We offer deep tech knowledge across industries: Rohit Pande, IBM India

Rohit Pande, IBM India/South Asia talks to Dataquest about the role played by the digital twin technology across the industry.

Aanchal Ghatak
New Update
IBM India

Rohit Pande, Country Head – AI Applications, IBM India/South Asia talks to Dataquest about the role played by the digital twin technology across the industry.


What solutions does IBM offer for a digital twin?

IBM has been involved with digital twins since the Apollo space program. IBM’s Real-Time Computer Complex (RTCC) was an IBM computing and data processing system at NASA’s Manned Spacecraft Center in Houston. It collected, processed, and sent to Mission Control information that directed every phase of an Apollo mission. The RTCC was so fast there was virtually no time between receiving and solving a computing problem.

IBM continues to do a lot of work with digital twin technologies, especially around our IBM Maximo solutions. And the applications keep growing across different industries. For instance, one of our global innovations has been bringing augmented reality (AR) into asset management.


The IBM Maximo lab services ‘turns on’ much visual and voice (natural language processing) feature for our clients’ workforce. This enables them to see their assets in a new dimension and get instant access to critical data. Those insights can be fed back to others using an AR helmet with voice and video in the visor. This makes ‘interacting’ the next evolution of work.

Our offerings are built upon IBM’s deep industry and technology knowledge across all industries. IBM supports our clients at all stages in the product lifecycle from inception to recycling or disposal.

How is digital twin crucial to the development of IoT technology?


A digital twin uses data from connected sensors that are part of the IoT setup to tell the story of an asset all the way through its life-cycle, from testing to using in the real world.

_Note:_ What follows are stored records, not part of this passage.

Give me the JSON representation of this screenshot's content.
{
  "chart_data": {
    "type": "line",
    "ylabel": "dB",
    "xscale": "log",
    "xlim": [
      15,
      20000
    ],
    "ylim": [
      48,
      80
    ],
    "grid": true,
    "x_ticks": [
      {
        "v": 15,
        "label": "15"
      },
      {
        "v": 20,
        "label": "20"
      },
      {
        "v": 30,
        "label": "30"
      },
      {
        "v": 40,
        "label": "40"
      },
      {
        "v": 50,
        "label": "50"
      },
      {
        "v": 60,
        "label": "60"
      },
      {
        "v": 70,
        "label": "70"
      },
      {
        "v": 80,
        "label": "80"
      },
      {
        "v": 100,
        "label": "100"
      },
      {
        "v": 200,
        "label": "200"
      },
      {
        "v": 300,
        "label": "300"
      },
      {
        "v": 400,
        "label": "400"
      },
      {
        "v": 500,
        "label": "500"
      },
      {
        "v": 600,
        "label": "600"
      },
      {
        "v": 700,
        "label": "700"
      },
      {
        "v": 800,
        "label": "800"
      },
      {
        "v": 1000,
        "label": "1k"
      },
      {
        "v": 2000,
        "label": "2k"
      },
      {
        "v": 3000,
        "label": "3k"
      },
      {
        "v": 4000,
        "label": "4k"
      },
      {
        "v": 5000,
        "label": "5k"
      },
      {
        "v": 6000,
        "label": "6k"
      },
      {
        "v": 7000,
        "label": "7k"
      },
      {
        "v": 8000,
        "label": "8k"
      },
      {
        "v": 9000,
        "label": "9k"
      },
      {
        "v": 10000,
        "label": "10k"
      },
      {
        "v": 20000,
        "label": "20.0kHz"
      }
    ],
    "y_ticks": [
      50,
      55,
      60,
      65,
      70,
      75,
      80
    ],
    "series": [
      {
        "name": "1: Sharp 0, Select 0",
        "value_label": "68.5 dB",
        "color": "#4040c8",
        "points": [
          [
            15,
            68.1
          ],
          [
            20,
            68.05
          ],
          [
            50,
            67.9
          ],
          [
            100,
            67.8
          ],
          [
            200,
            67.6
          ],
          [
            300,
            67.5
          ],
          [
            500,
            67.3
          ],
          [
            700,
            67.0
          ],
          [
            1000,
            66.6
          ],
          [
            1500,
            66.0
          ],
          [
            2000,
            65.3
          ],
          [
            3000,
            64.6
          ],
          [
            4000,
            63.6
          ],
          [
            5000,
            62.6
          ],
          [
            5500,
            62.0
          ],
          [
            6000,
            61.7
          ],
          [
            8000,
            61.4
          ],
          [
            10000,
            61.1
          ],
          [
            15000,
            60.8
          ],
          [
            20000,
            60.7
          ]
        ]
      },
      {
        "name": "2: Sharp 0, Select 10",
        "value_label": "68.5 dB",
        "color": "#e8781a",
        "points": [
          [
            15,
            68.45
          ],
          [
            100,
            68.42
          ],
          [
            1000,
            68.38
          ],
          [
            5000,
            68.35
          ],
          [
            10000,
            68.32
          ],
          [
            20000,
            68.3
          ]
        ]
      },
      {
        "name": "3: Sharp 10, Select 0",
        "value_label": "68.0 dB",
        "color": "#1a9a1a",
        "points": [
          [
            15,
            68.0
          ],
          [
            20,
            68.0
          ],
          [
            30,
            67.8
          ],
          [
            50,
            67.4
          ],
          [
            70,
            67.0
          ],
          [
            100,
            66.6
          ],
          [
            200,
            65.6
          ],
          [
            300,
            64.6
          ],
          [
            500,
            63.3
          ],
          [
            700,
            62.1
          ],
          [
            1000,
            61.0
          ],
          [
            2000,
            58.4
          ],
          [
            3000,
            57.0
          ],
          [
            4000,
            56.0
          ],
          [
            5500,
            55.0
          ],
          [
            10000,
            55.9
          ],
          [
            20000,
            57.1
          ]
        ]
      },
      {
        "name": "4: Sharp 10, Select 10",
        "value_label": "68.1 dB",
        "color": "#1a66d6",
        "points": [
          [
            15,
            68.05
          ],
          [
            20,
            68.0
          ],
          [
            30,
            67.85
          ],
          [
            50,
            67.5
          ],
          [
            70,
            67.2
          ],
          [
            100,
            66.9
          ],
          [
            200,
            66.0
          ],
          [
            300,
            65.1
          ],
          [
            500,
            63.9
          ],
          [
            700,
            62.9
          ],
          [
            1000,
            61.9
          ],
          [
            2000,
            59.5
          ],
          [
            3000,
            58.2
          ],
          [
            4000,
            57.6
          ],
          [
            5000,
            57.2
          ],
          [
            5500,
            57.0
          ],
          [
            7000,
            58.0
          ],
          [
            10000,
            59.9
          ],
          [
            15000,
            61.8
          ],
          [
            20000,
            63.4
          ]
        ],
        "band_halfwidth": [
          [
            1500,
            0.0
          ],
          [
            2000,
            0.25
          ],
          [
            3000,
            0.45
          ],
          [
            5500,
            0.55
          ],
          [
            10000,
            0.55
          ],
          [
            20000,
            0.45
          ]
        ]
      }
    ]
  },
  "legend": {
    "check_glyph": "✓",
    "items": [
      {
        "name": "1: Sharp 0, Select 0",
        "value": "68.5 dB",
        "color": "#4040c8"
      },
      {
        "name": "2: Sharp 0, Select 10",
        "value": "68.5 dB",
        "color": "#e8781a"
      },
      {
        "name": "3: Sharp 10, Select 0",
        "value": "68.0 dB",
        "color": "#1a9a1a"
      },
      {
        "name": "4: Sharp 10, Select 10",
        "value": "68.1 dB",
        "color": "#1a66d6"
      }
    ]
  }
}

With IoT data, we can measure specific indicators of asset health and performance, like temperature and humidity, for example.

By incorporating this data into the digital twin for, let’s say, an automotive OEM, the engineers will have a full view into how the vehicle is performing, through real-time feedback from the vehicle itself. Anyone looking at the digital twin will be able to see crucial information about how the physical thing is doing out there in the real world.

What this means is that a digital twin is a vital tool to help engineers and operators understand not only how products are performing, but how they will perform in the future. Analysis of the data from the connected sensors, combined with other sources of information, allows the organisations to make those predictions using solutions for digital twins like IBM Maximo Application Suite. With this information, they can learn more, faster. They can also break down old boundaries surrounding product innovation, complex lifecycles, and value creation.


How will the implementation of AI and data analytics in the digital twin help gain more insights?

Digital twins can help organisations stay ahead of digital disruption by understanding changing customer preferences, customisations, and experiences. This knowledge means businesses can deliver products more rapidly, with higher quality, from the components to the code. Yet the promise of digital twin can still go further.

The use of cognitive computing technologies like AI and analytics increases the abilities and scientific disciplines in the digital twin. Technologies and techniques such as natural language processing (NLP), machine learning, object/visual recognition, acoustic analytics, and signal processing are just a few of the features augmenting traditional engineering skills.

For example, using cognitive to improve testing a digital twin can determine which product tests should be run more frequently. It can also help decide which should be retired. Cognitive digital twins can take us beyond human intuition to design and refine future machines. No more ‘one-size-fits-all model. Instead, machines are individually customised. That’s because the cognitive digital twin is not just about what we are building, but for whom.